The first part (character introduction) has been done. As for the second... frankly, if the motivation on both sides boils down to "Well, duh. He's a superhero/supervillain! That's what they DO!" then the book is going to be pretty damned thin, no matter how many punches get thrown, bombs get exploded or innocent bystanders get brain-sucked and left for dead in dusty, rusty warehouses.
So why IS the Grammarian trying to find Professor Verbosity? Why the complicated game of cat-and-mouse? Why not just tase him for a simple cuff-and-stuff? Initially, it's because a pattern of criminal activity suggested that Professor Verbosity is planning something big. Verbosity used to be content with theft, arson, blackmail, industrial sabotage, etc., some of which he'd done on his own, others which were contract work. This is more ambitious, though, and the Grammarian wants to find out who is behind it all and make a bigger catch than just Professor Verbosity.
Alright, but why is Professor Verbosity keeping the Grammarian around? Why kidnap him instead of just putting a full clip into that super-powered brain of his and dumping the resultant not-at-all-super corpse into a vacant lot somewhere? Because when we first meet him, Professor Verbosity is a criminal, to be sure, but he's actually kind of a wuss when it comes to killing. He's not like the Joker, or even the Green Goblin. This changes over the course of the book, in ways that catch the Grammarian off-guard.
What prompts this change? Well, it's a modification I need to make to that opening scene I mentioned. I have to go back in and edit it so that the stakes get raised, thereby fueling the motivations and actions of not only the Grammarian and Professor Verbosity, but also the Avant Guardian, Parenthesis Woman and other characters. How to get the ball rolling?

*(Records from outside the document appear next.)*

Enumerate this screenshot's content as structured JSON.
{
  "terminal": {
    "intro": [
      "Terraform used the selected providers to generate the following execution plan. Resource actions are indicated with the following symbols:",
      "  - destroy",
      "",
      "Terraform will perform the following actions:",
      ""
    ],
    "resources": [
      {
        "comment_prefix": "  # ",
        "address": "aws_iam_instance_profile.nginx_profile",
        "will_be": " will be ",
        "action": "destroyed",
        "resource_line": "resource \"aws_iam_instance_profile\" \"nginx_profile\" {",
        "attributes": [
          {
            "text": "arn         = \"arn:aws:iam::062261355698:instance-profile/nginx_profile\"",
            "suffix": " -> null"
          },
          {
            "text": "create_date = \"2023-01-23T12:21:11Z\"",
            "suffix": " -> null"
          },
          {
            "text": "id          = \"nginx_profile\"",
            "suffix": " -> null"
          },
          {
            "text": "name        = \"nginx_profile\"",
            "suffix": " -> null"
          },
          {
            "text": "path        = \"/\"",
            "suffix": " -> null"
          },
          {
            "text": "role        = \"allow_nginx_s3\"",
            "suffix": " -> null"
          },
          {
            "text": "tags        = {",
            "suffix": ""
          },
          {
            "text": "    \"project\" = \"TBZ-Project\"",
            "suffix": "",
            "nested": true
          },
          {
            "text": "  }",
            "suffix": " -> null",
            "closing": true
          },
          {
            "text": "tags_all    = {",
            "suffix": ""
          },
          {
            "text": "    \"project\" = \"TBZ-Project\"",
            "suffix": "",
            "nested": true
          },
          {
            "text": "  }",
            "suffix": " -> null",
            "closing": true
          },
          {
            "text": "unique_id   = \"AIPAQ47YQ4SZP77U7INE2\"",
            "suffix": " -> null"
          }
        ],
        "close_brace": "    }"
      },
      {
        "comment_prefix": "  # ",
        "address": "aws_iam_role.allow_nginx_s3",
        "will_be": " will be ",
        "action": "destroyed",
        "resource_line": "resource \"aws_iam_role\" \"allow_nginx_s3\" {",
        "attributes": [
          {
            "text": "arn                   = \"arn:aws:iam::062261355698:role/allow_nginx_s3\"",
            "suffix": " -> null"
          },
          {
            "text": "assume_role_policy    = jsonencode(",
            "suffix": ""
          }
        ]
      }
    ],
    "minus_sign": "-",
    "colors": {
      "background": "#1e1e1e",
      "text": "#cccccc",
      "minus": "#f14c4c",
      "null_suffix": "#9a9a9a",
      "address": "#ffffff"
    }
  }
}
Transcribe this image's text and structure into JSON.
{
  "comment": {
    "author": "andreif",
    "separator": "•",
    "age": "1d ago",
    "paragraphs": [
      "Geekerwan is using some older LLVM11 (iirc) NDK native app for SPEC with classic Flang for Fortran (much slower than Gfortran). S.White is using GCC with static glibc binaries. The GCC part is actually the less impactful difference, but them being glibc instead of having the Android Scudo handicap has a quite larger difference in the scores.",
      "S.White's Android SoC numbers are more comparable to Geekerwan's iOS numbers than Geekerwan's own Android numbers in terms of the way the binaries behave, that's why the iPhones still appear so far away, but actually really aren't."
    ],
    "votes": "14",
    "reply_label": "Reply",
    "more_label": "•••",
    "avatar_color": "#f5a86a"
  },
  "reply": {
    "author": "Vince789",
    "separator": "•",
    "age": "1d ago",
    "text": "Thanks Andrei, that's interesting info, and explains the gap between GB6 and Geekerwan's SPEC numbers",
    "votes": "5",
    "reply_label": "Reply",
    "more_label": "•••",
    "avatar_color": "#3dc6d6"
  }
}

Instead of someone escaping with bruises, cuts, etc. that will heal, leaving them essentially unchanged in any permanent way, I'm going to have the Avant Guardian overdo it while he's trying to show how tough he is. He's going to break Professor Verbosity's jaw and knock out a few teeth. The repercussions of that one super-powered punch will set in motion a sequence of escalating revenge attacks.
So, I've got escalating revenge attacks, superheros with high-tech weaponry, supervillains with pain-maddened monomanical agendas, shadowy criminal overlords, and the lives of hundreds of innocent victims hanging in the balance, including those of the brilliant love interest and the annoying sidekick. If I can't write an exciting book with all of that, then I might as well stick to bad limericks.